Personal information
- Full name: Alfred Gardiner Hastings
- Born: 29 October 1847 Deal, Kent, England
- Died: 29 December 1916 (aged 69) Brook Green, Middlesex, England
- Batting: Right-handed

Domestic team information
- 1869: Marylebone Cricket Club

Career statistics
| Competition | First-class |
| Matches | 1 |
| Runs scored | 1 |
| Batting average | 0.50 |
| 100s/50s | –/– |
| Top score | 1 |
| Catches/stumpings | –/– |
- Source: Cricinfo, 6 May 2021

= Alfred Hastings =

English cricketer and solicitor

Alfred Gardiner Hastings (29 October 1847 – 26 December 1916) was an English first-class cricketer and solicitor.
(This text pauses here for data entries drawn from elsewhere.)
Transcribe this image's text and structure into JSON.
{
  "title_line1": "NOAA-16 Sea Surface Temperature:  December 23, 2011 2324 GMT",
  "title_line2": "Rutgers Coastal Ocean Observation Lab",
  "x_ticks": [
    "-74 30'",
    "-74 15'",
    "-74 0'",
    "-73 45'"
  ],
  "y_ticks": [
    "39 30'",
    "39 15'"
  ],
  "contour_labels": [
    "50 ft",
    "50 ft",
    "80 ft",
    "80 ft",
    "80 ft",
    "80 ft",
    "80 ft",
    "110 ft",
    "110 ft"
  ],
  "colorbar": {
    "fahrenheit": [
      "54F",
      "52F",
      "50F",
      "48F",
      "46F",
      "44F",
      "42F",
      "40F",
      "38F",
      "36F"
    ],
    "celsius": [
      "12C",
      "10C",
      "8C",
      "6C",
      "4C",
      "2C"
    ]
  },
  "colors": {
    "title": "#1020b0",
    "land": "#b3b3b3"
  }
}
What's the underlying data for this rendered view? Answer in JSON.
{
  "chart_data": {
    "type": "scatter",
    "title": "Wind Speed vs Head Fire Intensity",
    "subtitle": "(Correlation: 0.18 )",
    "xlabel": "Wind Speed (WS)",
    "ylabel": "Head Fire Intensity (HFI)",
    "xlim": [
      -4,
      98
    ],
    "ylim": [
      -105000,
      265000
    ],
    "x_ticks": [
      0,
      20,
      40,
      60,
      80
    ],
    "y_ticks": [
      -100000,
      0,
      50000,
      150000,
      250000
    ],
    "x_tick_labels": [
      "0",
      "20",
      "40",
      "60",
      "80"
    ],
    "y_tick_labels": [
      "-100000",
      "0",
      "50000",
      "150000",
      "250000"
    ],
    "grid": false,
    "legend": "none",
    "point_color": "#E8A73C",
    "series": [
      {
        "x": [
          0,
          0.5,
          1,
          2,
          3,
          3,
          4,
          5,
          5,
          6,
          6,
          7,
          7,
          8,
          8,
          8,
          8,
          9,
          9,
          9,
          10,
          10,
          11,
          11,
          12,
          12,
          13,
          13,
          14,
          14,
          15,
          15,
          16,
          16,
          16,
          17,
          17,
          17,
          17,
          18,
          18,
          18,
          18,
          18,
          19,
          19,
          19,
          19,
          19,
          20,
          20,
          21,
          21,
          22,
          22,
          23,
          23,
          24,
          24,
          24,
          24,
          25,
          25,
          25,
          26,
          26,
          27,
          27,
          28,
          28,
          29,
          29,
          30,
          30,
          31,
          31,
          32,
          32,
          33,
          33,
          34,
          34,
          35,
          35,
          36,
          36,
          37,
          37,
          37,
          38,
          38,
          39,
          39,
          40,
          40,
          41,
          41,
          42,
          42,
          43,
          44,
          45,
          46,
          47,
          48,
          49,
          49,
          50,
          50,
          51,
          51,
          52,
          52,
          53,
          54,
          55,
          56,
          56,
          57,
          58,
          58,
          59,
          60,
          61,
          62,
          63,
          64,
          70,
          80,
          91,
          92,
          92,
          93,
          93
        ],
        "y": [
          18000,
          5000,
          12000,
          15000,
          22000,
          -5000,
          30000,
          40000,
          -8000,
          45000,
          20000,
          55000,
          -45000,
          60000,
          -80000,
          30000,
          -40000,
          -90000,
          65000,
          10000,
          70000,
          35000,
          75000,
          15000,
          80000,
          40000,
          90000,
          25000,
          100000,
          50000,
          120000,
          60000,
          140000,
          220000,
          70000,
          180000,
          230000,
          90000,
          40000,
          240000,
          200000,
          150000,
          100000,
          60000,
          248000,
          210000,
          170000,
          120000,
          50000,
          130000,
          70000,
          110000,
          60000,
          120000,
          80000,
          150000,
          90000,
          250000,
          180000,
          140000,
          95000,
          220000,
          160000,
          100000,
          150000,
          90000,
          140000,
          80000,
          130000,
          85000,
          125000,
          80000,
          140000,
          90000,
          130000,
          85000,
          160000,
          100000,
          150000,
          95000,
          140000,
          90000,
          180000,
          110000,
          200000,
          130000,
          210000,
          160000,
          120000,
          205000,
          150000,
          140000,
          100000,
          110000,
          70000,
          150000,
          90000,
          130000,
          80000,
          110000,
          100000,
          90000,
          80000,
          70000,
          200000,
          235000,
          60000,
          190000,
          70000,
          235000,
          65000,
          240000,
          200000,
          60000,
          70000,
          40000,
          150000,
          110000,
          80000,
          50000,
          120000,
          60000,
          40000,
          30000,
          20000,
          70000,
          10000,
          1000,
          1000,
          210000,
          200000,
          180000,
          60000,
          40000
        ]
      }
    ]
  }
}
The son of Henry Cadogan Hastings, who was the Chief Constable of Surrey Constabulary, he was born in October 1847 at Deal, Kent. Hastings was educated at Winchester College, where he was in the cricket eleven. From Winchester he went up in 1866 to Corpus Christi College, Oxford. In 1868 he appeared twice at county-level for Shropshire while playing at club level for Hawkstone. A student of the Inner Temple, he was admitted as a solicitor in 1869. In the same year he made a single appearance in first-class cricket for the Marylebone Cricket Club (MCC) against Hampshire at Southampton. Hastings opened the batting for the MCC, being dismissed in both MCC innings by Charles Martin for scores of 0 and 1 respectively. Wisden described him as "over cautious as a bat, but remarkably neat and finished in style. He was good at point." As a solicitor, he was said to have "somewhat seedy clients". He was struck off in 1887 for alleged corrupt practices, having been unable to account satisfactorily for large sums of money committed to his trust by the politician William Evelyn. Hastings also had severe financial difficulties and he and his family were repeatedly bankrupt, necessitating his wife, Kate Comyns Carr (who was a painter and the sister of J. Comyns Carr) to take their two sons to continental Europe until there was enough money for the family to return to London. He eventually sent a message to Kate saying his financial position had improved, however this was not the case, and upon their return the family moved between cheap hotels. His youngest son was Patrick Gardiner Hastings, a prominent barrister. Hastings died at Hammersmith on Boxing Day in 1916.